Wann sind Patente ein echter Vorteil im Wettbewerb?

Patente schützen bekanntlich technische Erfindungen. Mit dem Patent erhält der Erfinder für 20 Jahre ein zeitlich begrenztes Monopol auf die kommerzielle Nutzung der Erfindung. Dieses Monopol gibt es aber nicht umsonst. Trotz vielfacher internationaler Abkommen sind Patente bislang national zersplitterte Rechte. Sie müssen Land für Land erworben, gegen Gebühr verlängert und verteidigt werden, was die Kosten für internationalen Patentschutz schnell in die Höhe treibt. Zudem werden sämtliche Patentanmeldungen veröffentlicht. Die Gegenleistung des Erfinders für sein Monopol ist damit die allgemeine Bekanntgabe der Erfindung. Dem Erfinder droht dann die Umgehung des Patents in Ländern ohne Patentschutz oder durch technische Umgehungslösungen. Viele wertvolle Erfindungen werden daher niemals zum Patent angemeldet.

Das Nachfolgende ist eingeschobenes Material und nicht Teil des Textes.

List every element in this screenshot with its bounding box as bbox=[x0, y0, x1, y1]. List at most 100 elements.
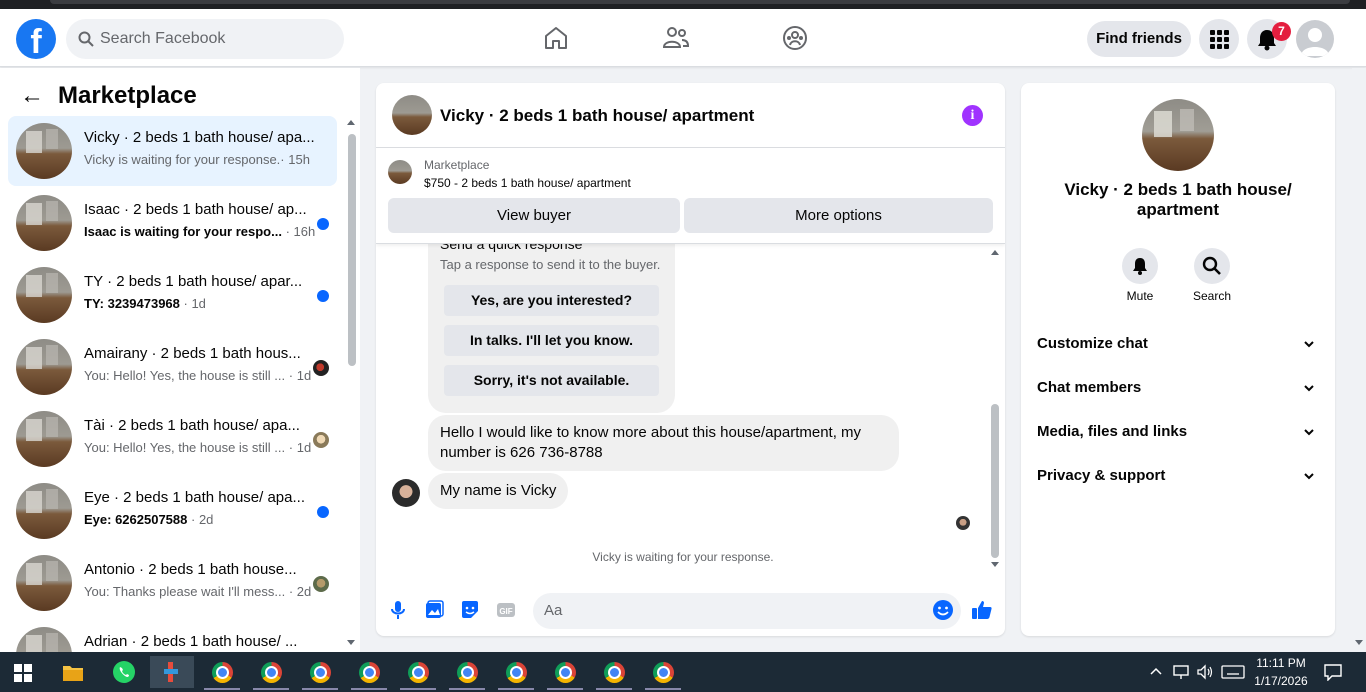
conversation-item[interactable]: TY · 2 beds 1 bath house/ apar... TY: 32… bbox=[8, 260, 337, 330]
conversation-title: Adrian · 2 beds 1 bath house/ ... bbox=[84, 633, 298, 650]
conversation-item[interactable]: Antonio · 2 beds 1 bath house... You: Th… bbox=[8, 548, 337, 618]
conversation-preview: Vicky is waiting for your response.· 15h bbox=[84, 152, 310, 167]
keyboard-icon[interactable] bbox=[1221, 665, 1245, 679]
notification-center-icon[interactable] bbox=[1323, 663, 1343, 681]
inbox-scrollbar[interactable] bbox=[346, 120, 356, 650]
quick-reply-button[interactable]: Sorry, it's not available. bbox=[444, 365, 659, 396]
media-files-links-row[interactable]: Media, files and links bbox=[1037, 416, 1319, 448]
view-buyer-button[interactable]: View buyer bbox=[388, 198, 680, 233]
page-scrollbar[interactable] bbox=[1352, 68, 1366, 652]
home-icon[interactable] bbox=[541, 23, 571, 53]
menu-button[interactable] bbox=[1199, 19, 1239, 59]
svg-text:GIF: GIF bbox=[499, 607, 512, 616]
clock-time[interactable]: 11:11 PM bbox=[1252, 656, 1310, 670]
chrome-window[interactable] bbox=[445, 656, 489, 690]
file-explorer-icon[interactable] bbox=[62, 662, 84, 682]
account-avatar[interactable] bbox=[1296, 20, 1334, 58]
microphone-icon[interactable] bbox=[386, 598, 410, 622]
chevron-down-icon bbox=[1304, 429, 1314, 436]
whatsapp-icon[interactable] bbox=[112, 660, 136, 684]
groups-icon[interactable] bbox=[780, 23, 810, 53]
conversation-item[interactable]: Amairany · 2 beds 1 bath hous... You: He… bbox=[8, 332, 337, 402]
clock-date[interactable]: 1/17/2026 bbox=[1252, 674, 1310, 688]
search-placeholder: Search Facebook bbox=[100, 30, 226, 47]
chat-members-row[interactable]: Chat members bbox=[1037, 372, 1319, 404]
conversation-preview: You: Hello! Yes, the house is still ... … bbox=[84, 368, 312, 383]
listing-thumbnail[interactable] bbox=[388, 160, 412, 184]
find-friends-button[interactable]: Find friends bbox=[1087, 21, 1191, 57]
mute-action[interactable]: Mute bbox=[1110, 248, 1170, 303]
conversation-item[interactable]: Adrian · 2 beds 1 bath house/ ... bbox=[8, 620, 337, 652]
listing-banner: Marketplace $750 - 2 beds 1 bath house/ … bbox=[376, 148, 1005, 244]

Ob sich ein Patent lohnt, entscheidet sich daran, wie sehr es zum Erfolg eines Unternehmens beitragen kann. Das wiederum hängt davon ab, was die Produkte des Unternehmens vom Wettbewerb unterscheidet. Oft sind das gar nicht die patentierten Erfindungen. So tragen beispielsweise Design und Markenimage mindestens genauso viel zum Erfolg des iPhones und den erzielbaren Margen bei, wie die im iPhone verwirklichten technischen Innovationen. Es gibt sogar Unternehmen, die technisch anspruchsvolle Produkte herstellen, dabei aber so gut wie gar nicht auf patentierte Innovationen angewiesen sind. Dies gilt etwa für hochwertige mechanische Armbanduhren.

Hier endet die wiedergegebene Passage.